McQueen first ventured into football administration coaching the Horsham District under-14s interleague side in the late 1990s.
McQueen said he wanted to give back to football in the region after a successful playing career, and eventually moved onto the board of the Horsham District Football Netball Lague.
"I was always going to do something in football after I retired," McQueen said.
"Having played 80 per cent of my football out at Rupanyup, it was just a bit too far (away from Horsham) for me to be a committee member or something like that out there. I had no ties to any Horsham club at that stage, so it was just a nice fit to be on the board at that time.
"It was good fun and a good chance to just give something back."
McQueen said shedding the allegiance with Rupanyup to be an unbias member of the board was initially a difficult process.

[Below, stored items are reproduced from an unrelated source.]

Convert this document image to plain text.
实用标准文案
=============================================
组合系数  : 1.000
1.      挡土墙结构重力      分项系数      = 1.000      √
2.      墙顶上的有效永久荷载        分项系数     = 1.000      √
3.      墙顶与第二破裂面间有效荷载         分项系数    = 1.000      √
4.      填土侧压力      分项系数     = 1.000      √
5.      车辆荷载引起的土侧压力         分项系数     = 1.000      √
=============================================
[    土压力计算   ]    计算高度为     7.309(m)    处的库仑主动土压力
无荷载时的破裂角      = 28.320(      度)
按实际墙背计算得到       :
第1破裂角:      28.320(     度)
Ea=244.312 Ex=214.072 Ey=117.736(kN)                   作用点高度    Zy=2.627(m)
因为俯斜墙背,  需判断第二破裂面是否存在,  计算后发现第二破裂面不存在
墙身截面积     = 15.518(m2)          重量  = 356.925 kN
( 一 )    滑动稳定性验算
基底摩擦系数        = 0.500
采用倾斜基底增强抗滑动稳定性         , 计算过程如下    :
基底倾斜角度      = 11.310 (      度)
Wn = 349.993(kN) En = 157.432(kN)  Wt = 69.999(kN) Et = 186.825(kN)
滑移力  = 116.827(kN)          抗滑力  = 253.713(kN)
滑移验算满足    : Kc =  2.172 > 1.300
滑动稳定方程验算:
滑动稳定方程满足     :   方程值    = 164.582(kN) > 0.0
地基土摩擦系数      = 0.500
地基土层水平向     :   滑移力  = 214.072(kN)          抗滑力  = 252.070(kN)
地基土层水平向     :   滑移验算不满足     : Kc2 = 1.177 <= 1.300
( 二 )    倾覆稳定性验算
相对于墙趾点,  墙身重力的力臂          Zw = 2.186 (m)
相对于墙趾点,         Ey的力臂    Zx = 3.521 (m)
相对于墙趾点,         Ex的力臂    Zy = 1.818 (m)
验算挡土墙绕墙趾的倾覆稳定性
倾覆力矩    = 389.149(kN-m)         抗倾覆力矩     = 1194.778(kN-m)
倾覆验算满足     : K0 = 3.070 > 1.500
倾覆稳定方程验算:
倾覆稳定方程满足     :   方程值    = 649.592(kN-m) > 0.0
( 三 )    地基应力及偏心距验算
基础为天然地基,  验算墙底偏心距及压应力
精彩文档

"For a long time, I just couldn't go and watch a Rupanyup game," he said.
"That was hard - they had won the premiership the year before, and for my first game on the District league board, I handed over the premiership flag before the game. That was a real test.
"There was a steel rail fence in front of the old sheds at Rupanyup, and I remember holding onto that so tight my knuckles were turning white, just trying to restrain myself from shouting something. I knew from then I had to avoid their games.
"But it was an interesting journey, especially early on. It's a fine line, and I have no doubt whatsoever that there were clubs that thought I was still aligned with Rupanyup.
"I was pretty careful - not quite to break the alliance because I'll never do that; I'll always be a Rupanyup person - but I didn't want to be seen as bias towards anyone.
"That's something I've really tried to maintain the whole way through."
McQueen later became an administrator for AFL Wimmera-Mallee, the AFL Victoria governing body in charge of football and netball in the region.
McQueen said his primary job boiled down to helping football prosper.
"The whole point of the job was to help clubs, and to keep football going in the region," he said.
"That's what I got into the role for, and I did the best I could. I wouldn't say I was always right, but I did the best I could.
"If something went wrong, you apologise and you get on with it. I hope people respected that attitude."
It was the type of job that by nature often attracted more criticism than praise.
"Unfortunately, that's just part of the job," McQueen said.
"I remember going to a grand final one year and as you walked past a group of people - which you would do a dozen times in a day - you would hear snickers and people bagging the commission.
"There were times where you thought, 'Is it all worth it?'
"But you just have to grit your teeth and wear it. Every decision, there is going to be a winner and a loser. As long as you stick to the rules, believe you've done the right thing, and stand by your decisions, you can hold your head high."
McQueen said one of the biggest lessons he took away from the role was a broader perspective of football in the Wimmera.
"It's a pretty passionate sport, and people are very passionate about their clubs," he said.
"But I still say to people, every club in the Wimmera is very similar, structurally. They've all got their umpire hater, their fella that drinks too much on the sidelines, wild social functions ... all those sorts of things.
"The clubs have more in common than they might admit, and generally, the people running the clubs are always doing the best they can.
"It doesn't matter what club it is, doesn't matter if they're on top of the ladder or on the bottom, people are just trying to do the best they can. And I think that's worth remembering."
Throughout the journey, McQueen credited the late Greg Goldsmith, John Smith and Dave McCluskey as three of his most influential mentors.
He also thanked Tracey Beddison for her guidance in the early days, and current HDFNL chairman Fred Mellington, who he has worked with closely since the very beginning.
McQueen said friends and family underpinned his unforgettable tenure in football.
McQueen said his personal highlight was watching his son Bailey growing up playing football.
He said watching Bailey captain Noradjuha-Quantong to an under-17s premiership in 2015 was the pinnacle - even if it meant putting aside his administrator's hat for a moment.
"I remember I was being a bit cautious with the job, not wanting to outwardly support someone. I didn't want to show my allegiances too much," McQueen said of the grand final.
"But a stack of Harrow-Balmoral boys were standing behind me - their senior side was playing that day - and they said to me, 'Steve, we'll let you barrack just this once'. That relieved the pressure a little bit.
"When Bailey got his medal (for best on ground honours for the day), I couldn't watch. I was too emotional.
"Watching your son grow up playing football, that's pretty special."